Le gardien fixa Jonathan, il inspira profondément.

– Ils ont pratiqué des expériences ici. C’est pour cela que le bâtiment a été fermé, pour éviter le scandale après la disparition de Jonas.

– Quel genre d’expériences ?

– Ces élèves avaient été sélectionnés parce qu’ils faisaient des cauchemars. Je sais que cela peut paraître absurde mais c’est la vérité.

– Quel genre de cauchemars, O’Malley ?

L’homme fronça les sourcils. Répondre à la question semblait lui peser terriblement. Jonathan posa sa main sur son épaule.

– L’impression de revivre des événements qui appartenaient à d’autres époques ? C’est ça ?

O’Malley hocha de la tête en signe d’acquiescement.

– Elle les faisait entrer en transe, elle disait qu’il s’agissait d’atteindre notre conscience profonde, un état subliminal qui devait nous permettre d’accéder à la mémoire de nos vies antérieures.

– À l’époque, vous ne faisiez pas du tout partie de la sécurité, vous étiez un de ses étudiants, O’Malley, n’est-ce pas ?

– Oui, monsieur Gardner, j’étais effectivement un de ses étudiants, et quand le laboratoire a fermé, je n’ai jamais plus rien étudié de ma vie.

– Qu’est-ce qui vous est arrivé, O’Malley ?

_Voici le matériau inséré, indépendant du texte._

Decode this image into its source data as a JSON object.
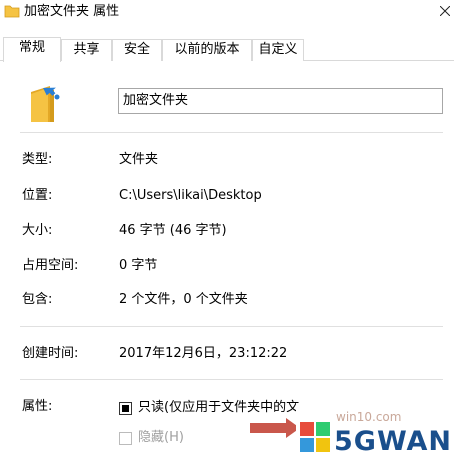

– La deuxième année, elle nous injectait des produits dans les veines, c’était pour provoquer les « phénomènes ». À la troisième piqûre que la vieille nous a faite, Coralie et moi nous nous sommes souvenus de tout. Vous êtes prêt à entendre quelque chose de vraiment terrible, monsieur Gardner ? Alors, écoutez bien ! En 1807, nous vivions avec ma femme à Chicago, j’étais un bon marchand de tonneaux, jusqu’à ce que Coralie tue notre fille. La petite avait un an quand elle l’a étouffée dans ses langes. J’aimais mon épouse, mais elle était atteinte d’une maladie qui détruit les cellules du cerveau. Les premiers symptômes ne sont que des colères passagères, mais cinq ans plus tard, ceux qui en sont atteints sombrent dans une folie irréversible.

Coralie a été pendue à un gibet. Vous n’avez pas idée de ce que l’on souffre quand le bourreau ne vous fait pas la grâce de serrer le nœud pour qu’il vous brise les vertèbres. Je l’ai vue se balancer au bout de sa corde, ses larmes me suppliaient d’abréger ses souffrances. J’aurais voulu tuer de mes mains tous ces salauds de badauds qui la regardaient mourir, et j’étais impuissant au milieu de la foule. Elle a recommencé en 1843, je ne l’avais pas reconnue et elle non plus, sinon peut-être qu’on ne se serait pas aimés comme on s’aimait. Une passion comme ça n’existe plus de nos jours, monsieur Gardner. Tout a encore recommencé en 1902 et la vieille m’a dit qu’il en serait ainsi et ainsi à chaque fois. Peu importe que ma femme porte un autre nom ou un autre visage, elle était toujours la même âme, avec sa part de folie qui reviendrait nous hanter. Le seul moyen pour que nos souffrances cessent à jamais était que l’un de nous deux renonce à aimer l’autre de son vivant. À défaut que l’un trahisse le sentiment qui le liait à l’autre, chaque vie nouvelle nous réunirait et reproduirait la même histoire, la même souffrance.